The ESPN gig was a thrill, but it does not rank as my highest honor serving as Hairy Dawg. What brings me the most joy while being the mascot is being able to brighten the day of those who often need it the most. I often get to visit hospitals, assisted living facilities, special education classrooms, and even handicapped sections at sporting events. There is no greater feeling than seeing a little boy in a hospital bed light up, or being able to hold the hand of a child in a special education classroom or hug those in wheel chairs who are unable to stand up; that rare opportunity is the primary motivation for why I am the mascot. Being Hairy Dawg gives me a unique chance to bring joy to so many different types of people. It truly is an honor.
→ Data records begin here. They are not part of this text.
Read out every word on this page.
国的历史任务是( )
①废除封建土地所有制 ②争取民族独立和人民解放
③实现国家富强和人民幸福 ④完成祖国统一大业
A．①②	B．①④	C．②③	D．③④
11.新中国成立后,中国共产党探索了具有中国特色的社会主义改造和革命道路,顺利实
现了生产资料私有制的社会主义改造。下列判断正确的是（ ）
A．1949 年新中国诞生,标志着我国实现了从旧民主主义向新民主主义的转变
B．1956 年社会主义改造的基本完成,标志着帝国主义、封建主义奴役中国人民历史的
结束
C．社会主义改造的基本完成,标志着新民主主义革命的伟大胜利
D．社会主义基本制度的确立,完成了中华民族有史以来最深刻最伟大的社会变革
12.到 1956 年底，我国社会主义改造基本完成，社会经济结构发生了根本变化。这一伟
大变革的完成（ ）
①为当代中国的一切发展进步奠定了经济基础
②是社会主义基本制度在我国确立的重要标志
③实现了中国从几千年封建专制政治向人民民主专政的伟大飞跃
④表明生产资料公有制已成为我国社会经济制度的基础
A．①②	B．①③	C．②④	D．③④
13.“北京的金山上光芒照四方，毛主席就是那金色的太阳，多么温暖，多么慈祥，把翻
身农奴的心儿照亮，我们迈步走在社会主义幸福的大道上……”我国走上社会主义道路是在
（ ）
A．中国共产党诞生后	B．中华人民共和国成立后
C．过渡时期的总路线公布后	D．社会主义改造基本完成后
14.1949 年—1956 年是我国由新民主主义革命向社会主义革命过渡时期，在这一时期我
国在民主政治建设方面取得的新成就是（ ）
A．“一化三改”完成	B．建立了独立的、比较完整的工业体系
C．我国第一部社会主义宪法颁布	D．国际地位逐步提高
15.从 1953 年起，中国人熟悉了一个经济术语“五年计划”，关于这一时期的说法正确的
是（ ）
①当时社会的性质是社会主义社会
In order to assume the reigns of the great Hairy Dawg, one must try out. A two-minute dance or skit must be performed in front of former Hairy Dawgs, the dance coordinator, the cheerleading coach/spirit squad coordinator and various judges. I have always loved to dance so naturally, my tryout consisted of mostly dancing. The first time I had ever put the suit on was the day of tryouts, and I was scared to death. Fortunately, the judges liked my routine enough to select me as one of the next Hairy Dawgs. The position is not handed down from year to year so I had to try out again this year. Being a returner, I knew my tryout had to top all others (and there were 22 of us trying out). I pulled a few strings and actually recruited 20 members of the Red Coat band to come to the coliseum. For my grand finale, I lead the band in a rendition of "Shout It Out." The judges approved, and I am currently in my second full season as Hairy Dawg.